Any fishery next to these 2 oceans have the perfect conditions to raise fish, like saury, salmon, and Alaska pollock, and farm shellfish like crabs and scallops. In Nemuro, near the Sea of Okhotsk, saury are caught as they begin their journey south to lay eggs, so they are ripe and fatty. And because they are caught during the day, high freshness can be maintained. You will love the taste of fresh saury sashimi and its nutritious boost.
With the 2 oceans next to Hokkaido, rich seafood is aplenty. Mature salmon, which come back to their birthplace every autumn, also offer delicious salmon roe. Other seafood, including the light tasting Alaska pollock with white fillets, the blue king crab with rich taste, and the North Pacific giant octopus with crisp texture, are often found in local fish markets and restaurants.
Also in Nemuro, they nurture baby scallops for a year after birth and then transfer them to the bottom of the sea for 4 to 5 years. These scallops, overseen by humans and raised by the ocean, are thick, flavorful, and has a nice texture. Scallop farming plays a large part of the sea food industry in Hokkaido. They are not only sold within Japan, but also overseas to markets like China. According to the Ministry of Agriculture, Forestry and Fisheries, scallops are the leading export in Hokkaido.
Gourmet Forest • Mountain • River
In the mountains of Eastern Hokkaido, there is a special feeling from the fresh air compared to in the city. You can feel the fallen leaves on the ground as well as hear the rustling leaves overhead. There is a gentle realization of the vitality and life here. The sun nurtures the delicate ecosystem between the trees, wild vegetables, and forest animals. Fresh-water fish live in the clear streams fed with nutrients from the mountain. The circle of life is an unending cycle here.
Gourmet Cattle Farm
Bales of dried grass are compressed into cylindrical shapes called “Roll Bales”. It may be a rare object to see for the first time, but it is a really important resource for cattle to survive in the winter. Roll Bales dotting the fields are also a superb view for tourists in Hokkaido from early summer to autumn. The high quality grass which is grown on the vast plains in the cool weather can support about 400,000 beef cattle and 720,000 dairy cattle in Eastern Hokkaido.

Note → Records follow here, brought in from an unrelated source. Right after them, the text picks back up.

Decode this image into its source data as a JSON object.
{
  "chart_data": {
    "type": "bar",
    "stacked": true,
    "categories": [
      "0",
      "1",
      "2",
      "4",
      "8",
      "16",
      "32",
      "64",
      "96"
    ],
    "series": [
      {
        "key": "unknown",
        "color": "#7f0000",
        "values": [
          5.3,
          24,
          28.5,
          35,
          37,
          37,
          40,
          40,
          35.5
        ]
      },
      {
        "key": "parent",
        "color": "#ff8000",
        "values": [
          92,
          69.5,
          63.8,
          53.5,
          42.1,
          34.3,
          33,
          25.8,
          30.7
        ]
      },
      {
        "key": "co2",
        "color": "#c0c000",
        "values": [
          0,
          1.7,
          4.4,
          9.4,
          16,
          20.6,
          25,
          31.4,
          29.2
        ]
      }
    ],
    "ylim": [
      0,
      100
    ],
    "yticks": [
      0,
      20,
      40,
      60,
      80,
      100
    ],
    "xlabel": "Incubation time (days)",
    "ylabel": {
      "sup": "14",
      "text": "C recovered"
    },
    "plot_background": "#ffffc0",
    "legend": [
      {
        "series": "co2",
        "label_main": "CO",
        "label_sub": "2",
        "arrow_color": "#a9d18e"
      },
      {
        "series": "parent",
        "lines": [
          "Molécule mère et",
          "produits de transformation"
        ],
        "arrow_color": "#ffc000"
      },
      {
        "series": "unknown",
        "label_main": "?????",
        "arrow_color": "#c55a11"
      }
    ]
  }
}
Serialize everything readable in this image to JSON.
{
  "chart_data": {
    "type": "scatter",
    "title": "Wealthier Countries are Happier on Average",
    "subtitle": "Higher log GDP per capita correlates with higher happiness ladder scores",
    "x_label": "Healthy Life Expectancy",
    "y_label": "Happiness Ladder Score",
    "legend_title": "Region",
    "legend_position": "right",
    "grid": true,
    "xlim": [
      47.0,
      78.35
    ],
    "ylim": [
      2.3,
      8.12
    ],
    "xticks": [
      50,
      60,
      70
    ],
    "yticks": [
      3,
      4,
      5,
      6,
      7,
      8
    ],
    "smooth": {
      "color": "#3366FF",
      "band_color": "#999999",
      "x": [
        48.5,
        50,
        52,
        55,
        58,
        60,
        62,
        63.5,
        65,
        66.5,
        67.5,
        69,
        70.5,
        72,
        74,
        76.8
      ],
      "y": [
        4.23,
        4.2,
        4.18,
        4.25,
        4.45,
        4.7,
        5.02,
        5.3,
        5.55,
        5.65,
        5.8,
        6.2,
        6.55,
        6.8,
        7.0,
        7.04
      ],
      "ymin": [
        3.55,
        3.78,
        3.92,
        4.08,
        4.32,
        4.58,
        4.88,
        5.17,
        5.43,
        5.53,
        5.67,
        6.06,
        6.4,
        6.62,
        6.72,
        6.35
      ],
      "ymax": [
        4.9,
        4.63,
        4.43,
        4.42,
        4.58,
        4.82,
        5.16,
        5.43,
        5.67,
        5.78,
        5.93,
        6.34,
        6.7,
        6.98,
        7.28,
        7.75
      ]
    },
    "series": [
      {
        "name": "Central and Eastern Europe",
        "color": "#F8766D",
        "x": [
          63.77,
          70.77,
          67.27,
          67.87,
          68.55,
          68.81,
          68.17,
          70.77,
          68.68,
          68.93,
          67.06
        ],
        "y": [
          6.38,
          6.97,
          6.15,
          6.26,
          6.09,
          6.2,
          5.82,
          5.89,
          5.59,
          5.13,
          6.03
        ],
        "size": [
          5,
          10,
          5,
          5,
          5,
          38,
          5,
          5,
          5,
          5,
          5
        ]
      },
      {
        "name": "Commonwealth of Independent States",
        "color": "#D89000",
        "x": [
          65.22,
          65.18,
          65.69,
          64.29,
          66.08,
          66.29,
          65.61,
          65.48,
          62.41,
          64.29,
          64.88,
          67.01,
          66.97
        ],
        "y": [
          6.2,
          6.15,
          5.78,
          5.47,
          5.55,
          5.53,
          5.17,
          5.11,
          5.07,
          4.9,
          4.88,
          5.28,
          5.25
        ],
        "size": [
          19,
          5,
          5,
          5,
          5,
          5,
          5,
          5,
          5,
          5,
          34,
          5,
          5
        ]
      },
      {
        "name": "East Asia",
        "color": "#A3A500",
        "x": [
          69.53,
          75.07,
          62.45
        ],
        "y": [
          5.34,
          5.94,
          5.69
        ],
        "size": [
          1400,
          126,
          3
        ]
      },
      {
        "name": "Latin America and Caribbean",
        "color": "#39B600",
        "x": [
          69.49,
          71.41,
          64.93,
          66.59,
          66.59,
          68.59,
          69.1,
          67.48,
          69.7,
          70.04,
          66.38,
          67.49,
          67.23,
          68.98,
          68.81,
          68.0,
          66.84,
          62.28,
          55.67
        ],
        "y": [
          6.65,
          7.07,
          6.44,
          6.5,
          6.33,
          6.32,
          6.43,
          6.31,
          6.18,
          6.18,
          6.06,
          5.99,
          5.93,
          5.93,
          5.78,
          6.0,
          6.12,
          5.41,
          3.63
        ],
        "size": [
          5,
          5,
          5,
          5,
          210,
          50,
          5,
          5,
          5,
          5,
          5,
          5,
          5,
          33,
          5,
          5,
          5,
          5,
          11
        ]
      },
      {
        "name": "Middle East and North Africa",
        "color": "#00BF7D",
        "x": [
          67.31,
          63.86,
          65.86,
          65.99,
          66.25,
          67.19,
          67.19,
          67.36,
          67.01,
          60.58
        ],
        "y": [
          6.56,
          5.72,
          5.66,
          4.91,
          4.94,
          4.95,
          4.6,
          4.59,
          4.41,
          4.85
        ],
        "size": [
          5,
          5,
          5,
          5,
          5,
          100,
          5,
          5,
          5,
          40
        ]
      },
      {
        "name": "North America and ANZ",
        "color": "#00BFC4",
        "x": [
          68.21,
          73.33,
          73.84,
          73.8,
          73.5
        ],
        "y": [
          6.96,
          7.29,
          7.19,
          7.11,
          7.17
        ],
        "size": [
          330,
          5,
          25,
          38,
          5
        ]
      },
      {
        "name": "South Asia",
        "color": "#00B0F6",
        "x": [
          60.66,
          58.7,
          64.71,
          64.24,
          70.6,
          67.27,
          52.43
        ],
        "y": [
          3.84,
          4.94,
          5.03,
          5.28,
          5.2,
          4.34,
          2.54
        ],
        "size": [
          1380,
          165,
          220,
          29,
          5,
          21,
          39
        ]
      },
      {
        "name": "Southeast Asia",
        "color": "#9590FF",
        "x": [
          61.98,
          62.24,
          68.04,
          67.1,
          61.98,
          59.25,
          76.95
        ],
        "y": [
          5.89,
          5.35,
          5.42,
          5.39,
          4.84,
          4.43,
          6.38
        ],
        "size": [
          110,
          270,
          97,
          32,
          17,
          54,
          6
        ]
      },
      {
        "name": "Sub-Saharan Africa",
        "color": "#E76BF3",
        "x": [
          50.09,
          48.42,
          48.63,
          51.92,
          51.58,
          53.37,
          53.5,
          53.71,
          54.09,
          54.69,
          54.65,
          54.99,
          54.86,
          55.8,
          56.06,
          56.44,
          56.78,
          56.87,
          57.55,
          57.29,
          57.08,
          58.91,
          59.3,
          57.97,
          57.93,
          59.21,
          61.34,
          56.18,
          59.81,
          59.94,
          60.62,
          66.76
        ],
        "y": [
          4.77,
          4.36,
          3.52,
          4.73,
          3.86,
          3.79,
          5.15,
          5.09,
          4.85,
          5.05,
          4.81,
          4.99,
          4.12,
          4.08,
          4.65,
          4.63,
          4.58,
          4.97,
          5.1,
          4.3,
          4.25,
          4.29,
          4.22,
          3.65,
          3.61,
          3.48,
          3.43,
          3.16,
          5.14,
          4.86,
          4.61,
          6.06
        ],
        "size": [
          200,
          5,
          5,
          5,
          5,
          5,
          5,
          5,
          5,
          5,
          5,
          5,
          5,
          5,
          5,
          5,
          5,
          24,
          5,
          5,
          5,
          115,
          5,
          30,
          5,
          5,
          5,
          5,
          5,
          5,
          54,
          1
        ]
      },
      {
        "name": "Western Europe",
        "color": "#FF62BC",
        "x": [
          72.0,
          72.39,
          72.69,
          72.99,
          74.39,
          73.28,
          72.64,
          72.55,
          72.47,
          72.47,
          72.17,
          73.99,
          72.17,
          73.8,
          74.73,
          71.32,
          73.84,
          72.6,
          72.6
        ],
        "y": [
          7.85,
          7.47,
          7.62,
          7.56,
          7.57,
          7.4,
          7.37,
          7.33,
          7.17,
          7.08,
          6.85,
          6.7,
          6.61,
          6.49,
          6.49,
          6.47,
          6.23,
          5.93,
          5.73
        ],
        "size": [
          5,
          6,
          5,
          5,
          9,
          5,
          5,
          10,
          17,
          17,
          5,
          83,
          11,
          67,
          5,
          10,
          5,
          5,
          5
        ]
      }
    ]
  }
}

Each blade of grass is very small, but is the necessary ingredient to produce top grade beef, milk, cheeses, butter, and ice cream for all […]
When you go to Eastern Hokkaido, you can see the magnificent scenery, as the fields continue off into the distant horizon. Large-scale agricultural projects is not only about improving production efficiency, but also to show a very Hokkaido perspective. The food self-sufficiency rate of Hokkaido is 207%, with Eastern Hokkaido consisting of about half of the prefecture’s agricultural land. Combined with rich volcanic earth and soil, the extreme temperature differences from day to night can bring a wide variety of crops.